Elegant Contemporary Home in Te Horo, New Zealand
The Wellington based firm Space Architecture Studio has completed the Te Horo Wetland House. The design brief required a new, energy efficient home that would integrate beautifully into the existing landscape.
The Te Horo Wetland House is located in Te Horo, New Zealand.
Te Horo Wetland House Description by Space Architecture Studio:
“SPACE was initially engaged to investigate the extensive alteration and renovation of an existing Lockwood home located on the site. After rigorous design and cost analysis our clients decided that the proposed alteration of the existing structure would prove to be too much of a compromise to their brief and decided to start anew.
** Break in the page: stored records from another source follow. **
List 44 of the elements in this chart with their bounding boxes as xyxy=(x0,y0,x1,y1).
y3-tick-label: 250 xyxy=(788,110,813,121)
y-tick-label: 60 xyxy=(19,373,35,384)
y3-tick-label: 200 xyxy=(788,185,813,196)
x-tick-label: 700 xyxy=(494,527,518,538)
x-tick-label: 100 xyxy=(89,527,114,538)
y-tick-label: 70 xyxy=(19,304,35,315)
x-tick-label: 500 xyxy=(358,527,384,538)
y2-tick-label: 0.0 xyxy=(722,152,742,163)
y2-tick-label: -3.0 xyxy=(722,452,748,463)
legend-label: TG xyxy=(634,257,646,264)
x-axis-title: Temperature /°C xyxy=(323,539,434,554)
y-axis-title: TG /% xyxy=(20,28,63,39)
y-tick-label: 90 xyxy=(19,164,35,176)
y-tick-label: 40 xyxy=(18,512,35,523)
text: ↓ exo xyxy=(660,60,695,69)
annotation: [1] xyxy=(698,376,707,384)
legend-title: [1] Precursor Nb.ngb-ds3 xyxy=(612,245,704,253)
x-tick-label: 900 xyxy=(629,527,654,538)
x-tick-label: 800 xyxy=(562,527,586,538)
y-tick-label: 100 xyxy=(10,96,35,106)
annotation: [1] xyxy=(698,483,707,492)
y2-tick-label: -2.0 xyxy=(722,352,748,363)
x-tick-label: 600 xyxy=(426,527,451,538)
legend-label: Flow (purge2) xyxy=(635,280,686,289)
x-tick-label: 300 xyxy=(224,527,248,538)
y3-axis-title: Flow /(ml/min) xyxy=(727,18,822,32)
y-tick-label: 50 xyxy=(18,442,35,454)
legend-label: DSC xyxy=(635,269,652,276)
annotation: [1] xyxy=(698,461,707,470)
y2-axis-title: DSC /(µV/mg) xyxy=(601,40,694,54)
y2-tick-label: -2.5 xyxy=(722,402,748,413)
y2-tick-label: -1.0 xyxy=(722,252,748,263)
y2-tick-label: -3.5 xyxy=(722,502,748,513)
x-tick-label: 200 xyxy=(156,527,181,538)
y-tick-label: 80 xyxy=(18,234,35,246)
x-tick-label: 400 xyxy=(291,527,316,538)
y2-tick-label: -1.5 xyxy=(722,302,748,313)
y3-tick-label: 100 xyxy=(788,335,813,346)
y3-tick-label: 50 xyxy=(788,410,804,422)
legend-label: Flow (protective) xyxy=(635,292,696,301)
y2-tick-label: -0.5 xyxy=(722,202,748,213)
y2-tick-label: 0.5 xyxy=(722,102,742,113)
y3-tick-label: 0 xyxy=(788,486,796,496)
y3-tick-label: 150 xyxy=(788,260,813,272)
The existing house was sold and relocated for reuse.
The building site was defined by the topographical constraints of steep battered banks, an existing garage/sleep-out and key landscape elements such as extensive existing decking as well as mature vegetation. Our clients also wished to retain a heritage cabbage tree located in the middle of the site.
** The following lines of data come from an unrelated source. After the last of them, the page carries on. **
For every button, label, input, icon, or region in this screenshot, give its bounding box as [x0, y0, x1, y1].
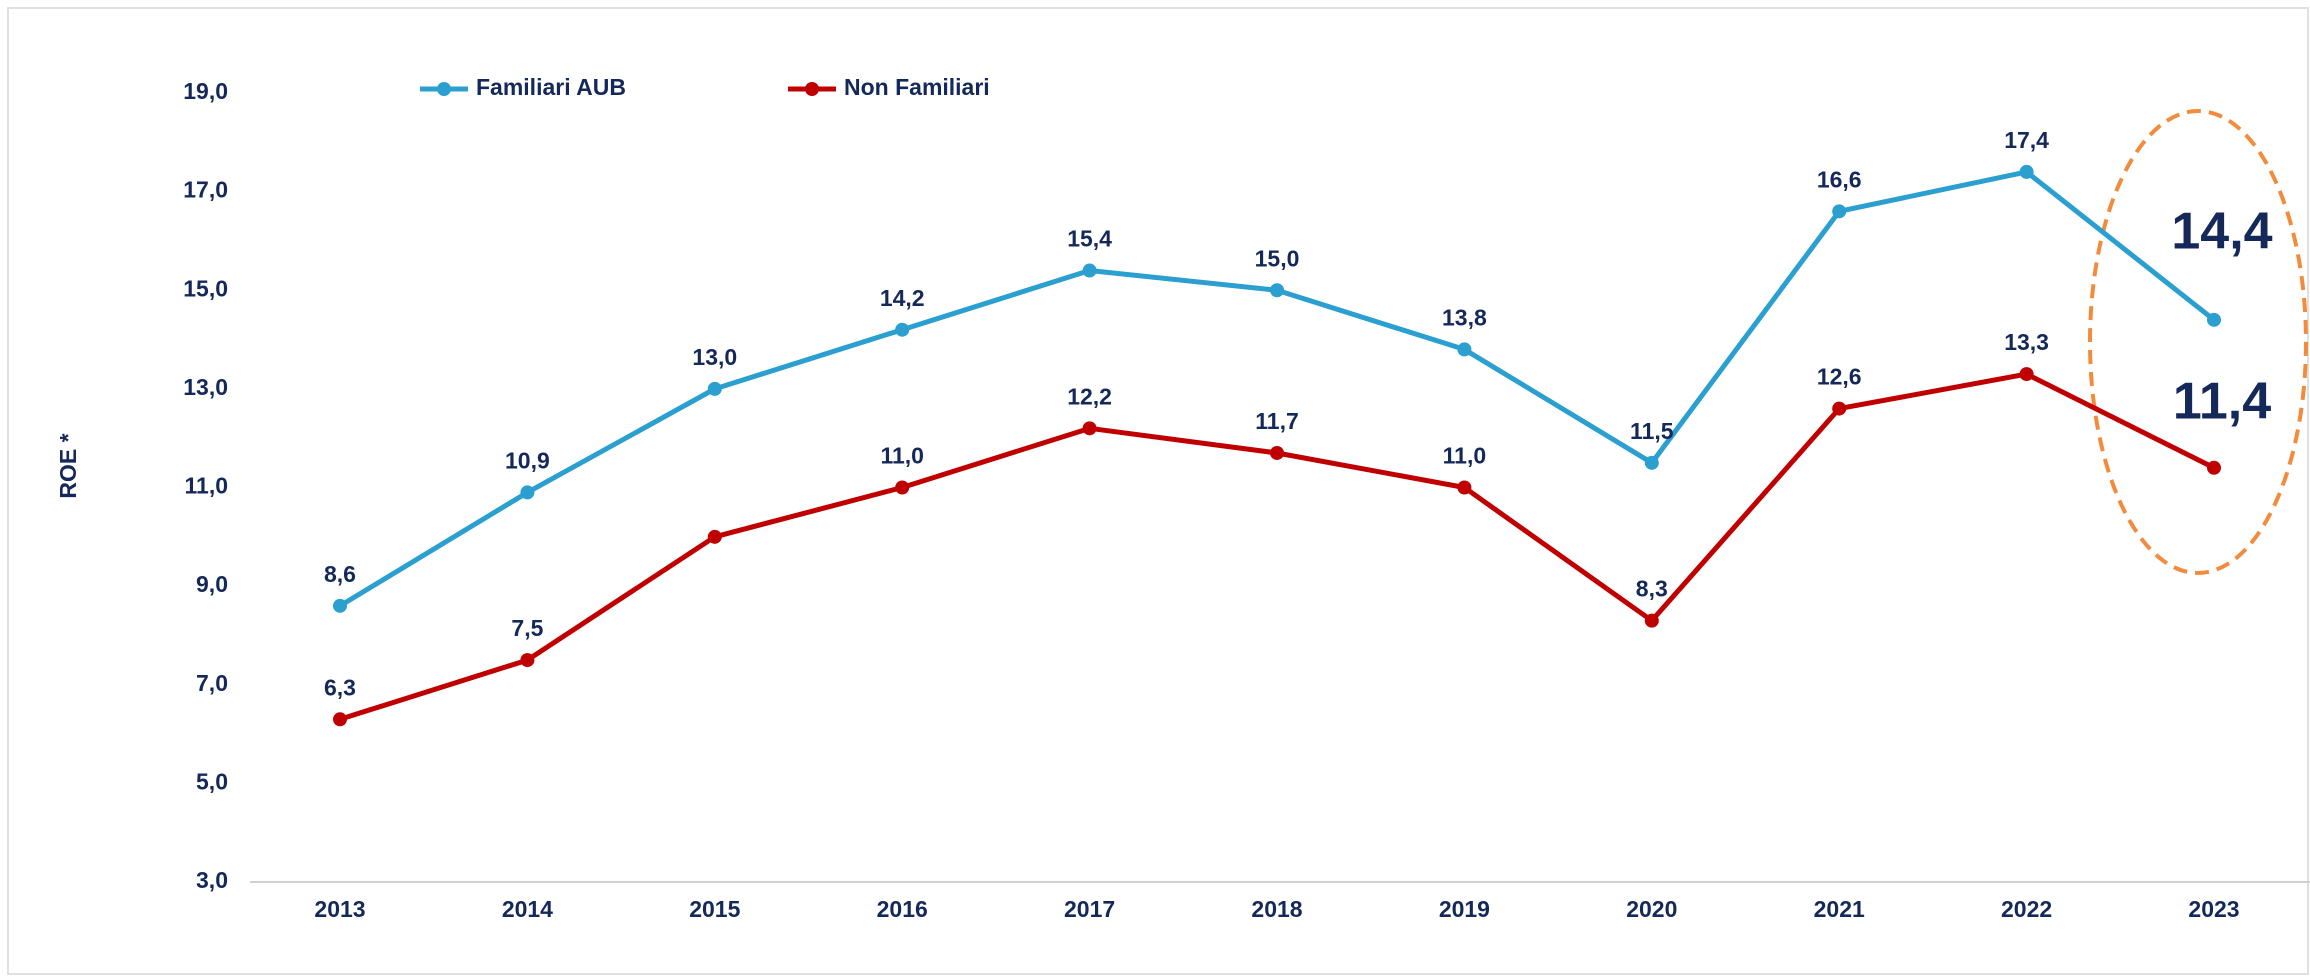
- data-point: [895, 480, 910, 495]
- y-tick-label: 9,0: [196, 571, 228, 597]
- y-tick-label: 5,0: [196, 768, 228, 794]
- data-point: [707, 381, 722, 396]
- data-point: [1457, 480, 1472, 495]
- data-point: [333, 712, 347, 727]
- data-label: 13,8: [1442, 305, 1487, 331]
- data-point: [1082, 421, 1097, 436]
- y-tick-label: 13,0: [183, 374, 228, 400]
- data-label: 11,5: [1630, 418, 1674, 444]
- x-tick-label: 2014: [502, 896, 553, 922]
- data-label: 12,6: [1817, 364, 1862, 390]
- data-label: 10,9: [505, 448, 550, 474]
- x-tick-label: 2023: [2188, 896, 2239, 922]
- x-tick-label: 2019: [1439, 896, 1490, 922]
- y-tick-label: 3,0: [196, 867, 228, 893]
- data-point: [1832, 204, 1847, 219]
- data-label: 14,2: [880, 285, 925, 311]
- data-label: 16,6: [1817, 166, 1862, 192]
- data-point: [1644, 613, 1659, 628]
- data-point: [2019, 164, 2034, 179]
- data-point: [2019, 367, 2034, 382]
- data-label: 12,2: [1067, 383, 1112, 409]
- data-point: [1832, 401, 1847, 416]
- x-tick-label: 2015: [689, 896, 740, 922]
- data-label: 15,0: [1255, 245, 1300, 271]
- y-tick-label: 7,0: [196, 670, 228, 696]
- data-point: [1270, 283, 1284, 298]
- data-label: 17,4: [2004, 127, 2049, 153]
- data-label: 11,0: [1443, 443, 1487, 469]
- y-tick-label: 15,0: [183, 275, 228, 301]
- data-point: [707, 529, 722, 544]
- data-point: [1082, 263, 1097, 278]
- x-tick-label: 2022: [2001, 896, 2052, 922]
- x-tick-label: 2018: [1251, 896, 1302, 922]
- data-label: 15,4: [1067, 226, 1112, 252]
- data-label: 6,3: [324, 674, 356, 700]
- data-label: 13,3: [2004, 329, 2049, 355]
- legend-marker: [805, 82, 819, 96]
- legend-marker: [437, 82, 451, 96]
- data-point: [1270, 445, 1284, 460]
- legend-label: Familiari AUB: [476, 74, 626, 100]
- y-tick-label: 19,0: [183, 78, 228, 104]
- data-point: [1644, 455, 1659, 470]
- x-tick-label: 2016: [877, 896, 928, 922]
- y-axis-label: ROE *: [55, 433, 81, 498]
- data-point: [895, 322, 910, 337]
- data-point: [2207, 312, 2221, 327]
- y-tick-label: 11,0: [185, 473, 229, 499]
- data-label: 13,0: [692, 344, 737, 370]
- highlight-ellipse: [2088, 109, 2308, 575]
- data-label: 8,6: [324, 561, 356, 587]
- data-label: 14,4: [2171, 203, 2272, 261]
- x-tick-label: 2013: [314, 896, 365, 922]
- y-tick-label: 17,0: [183, 177, 228, 203]
- data-label: 11,4: [2173, 373, 2271, 431]
- data-point: [520, 485, 535, 500]
- frame: [7, 7, 2309, 975]
- data-label: 8,3: [1636, 576, 1668, 602]
- data-label: 11,0: [880, 443, 924, 469]
- data-label: 11,7: [1255, 408, 1299, 434]
- data-label: 7,5: [511, 615, 543, 641]
- data-point: [520, 653, 535, 668]
- data-point: [2207, 460, 2221, 475]
- x-tick-label: 2017: [1064, 896, 1115, 922]
- data-point: [333, 598, 347, 613]
- data-point: [1457, 342, 1472, 357]
- x-tick-label: 2021: [1814, 896, 1865, 922]
- x-tick-label: 2020: [1626, 896, 1677, 922]
- legend-label: Non Familiari: [844, 74, 990, 100]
The design brief required the new home to be a high performance energy efficient, accessible building integrated into the existing landscape. It should allow for connections to the established outdoor living areas and include the renovation of the existing sleep-out/garage building.The owners wanted a contemporary and elegant home, one that reflected a well-crafted and thoughtfully designed solution, yet felt like it had been well established on the site and wasn’t a “new” building. They were very prescriptive when it came to the specific views they required from different spaces and how they wanted to live in the home.
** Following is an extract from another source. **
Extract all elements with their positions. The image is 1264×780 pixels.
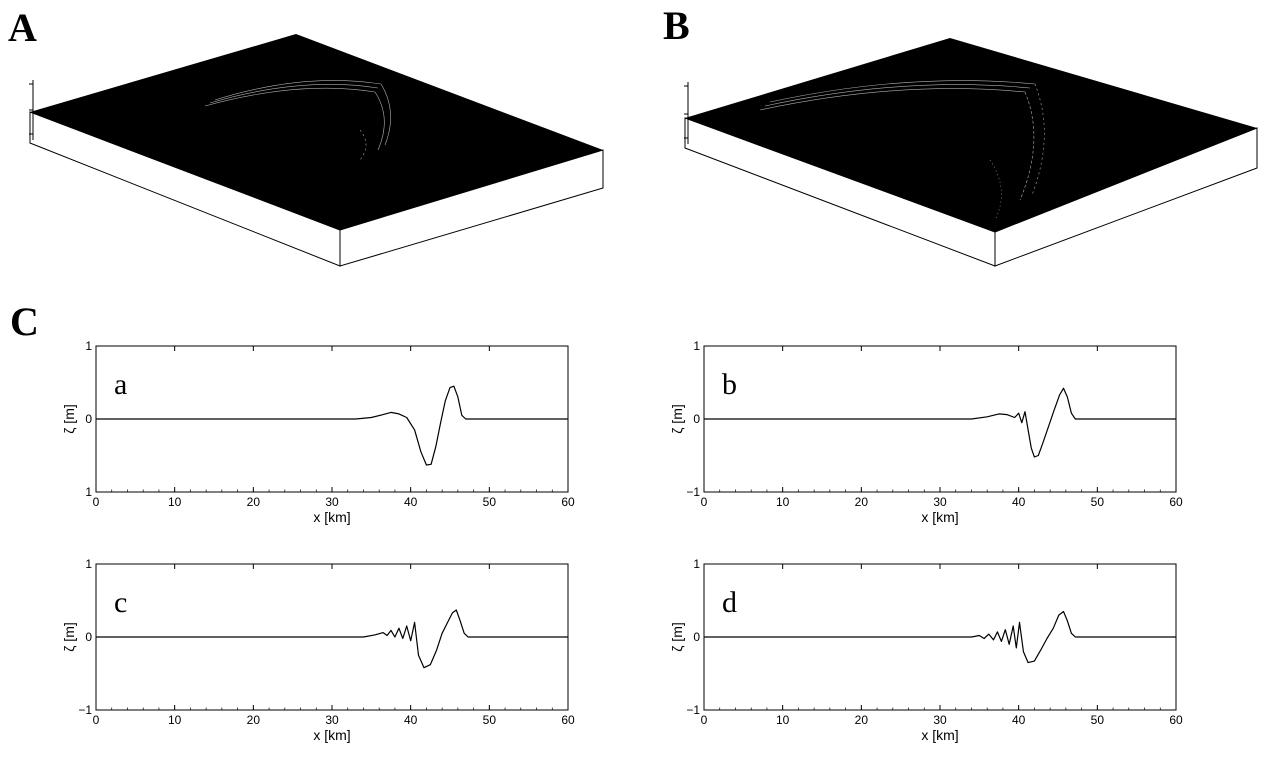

The home was designed to fit seamlessly into the existing site constraints and sit within the natural dunal forms of the wider landscape. Traditional rural architecture has been articulated in strong gable forms, forms that our clients were drawn to and comfortable with from the outset of the design process.
The design of the home is based on two wings – a sleeping wing and a living wing connected by a glazed entrance link. The link bridges the wetland stream bed below and entry to the house is via a boardwalk with views through the link-way to the coast beyond. This accentuates the connection to the wetlands which our clients had been regenerating for several years.”